The Qualcomm Snapdragon Technology Summit that was scheduled for this week was supposed to be a success for blazing-fast 5G cellular networks. This was, in fact, the first time most journalists were going to see real, consumer 5G devices running on real 5G networks from AT&T and Verizon. Things did not go as per schedule though.

A good number of 5G devices were there on the beautiful Maui as planned, but journalists were not even allowed to try 5G network in any meaningful way. They could not touch the Samsung phone, or even the AT&T or Verizon hotspot. They could not run an actual speed test on Motorola’s 5G modded phone. There were demos, for instance, there was a VR headset that was plugged into a computer connected to WiFi that was also technically 5G, but there was no way for journalists to look through the curtain to verify if that was actually 5G and if it was indeed working.

Qualcomm was able to announce its Snapdragon 855 processor that is theoretically capable of multi-gigabit speeds. According to network provider Ericsson, today’s most LTE networks can cross 400Mbps in some areas, and the single 39GHz millimeter wave 5G network in Maui is currently running at a measly 130-140Mbps.

Ericsson is the one that set up the network for both AT&T and Verizon in Maui, and the representatives from the two companies said the same thing with the network provider.

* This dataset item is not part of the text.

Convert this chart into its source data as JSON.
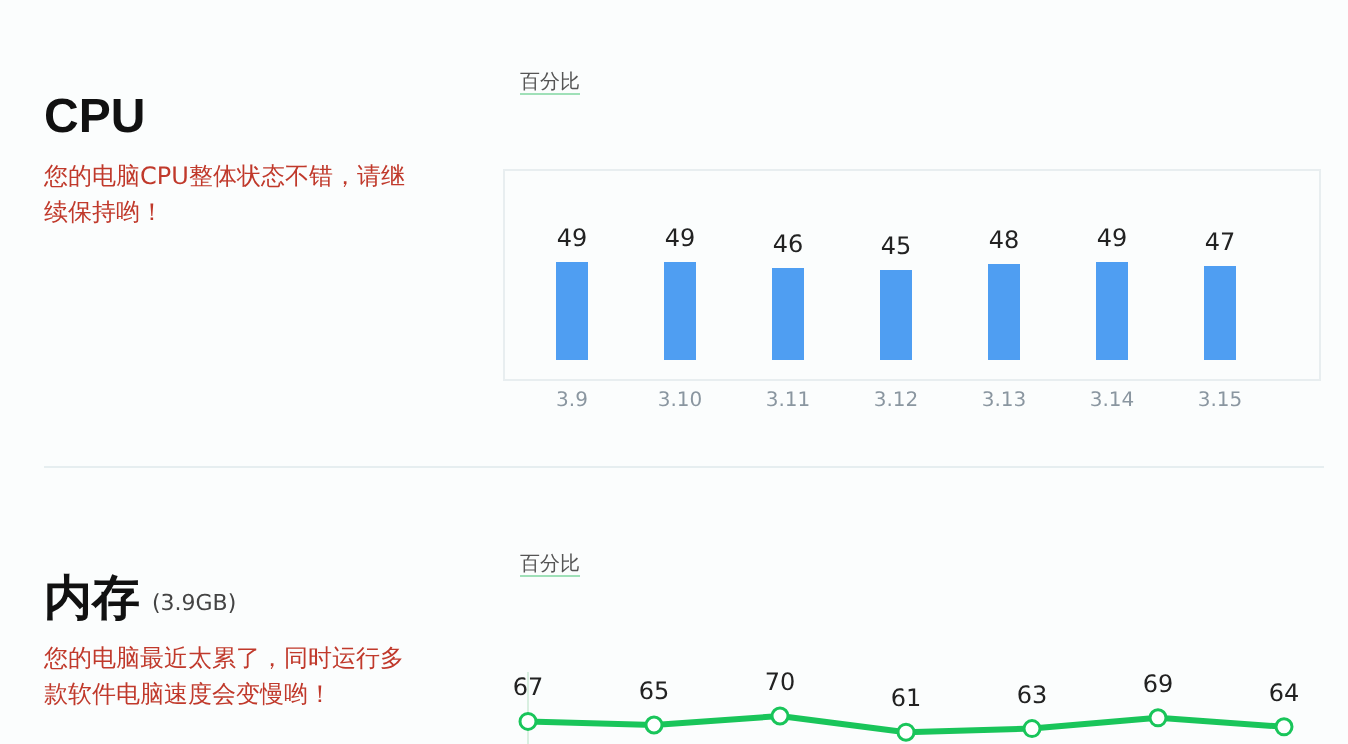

Since they threw together a network here with just 100MHz worth of spectrum, and they only had a few days to test and optimize it, the network speeds could not be just what they expected them to be.

Glenn Couper, AT&T assistant vice president of mobile broadband, told journalists that they were not trying to hide the slow speeds. He said that the rates were not as eye-popping as they would have liked them to be.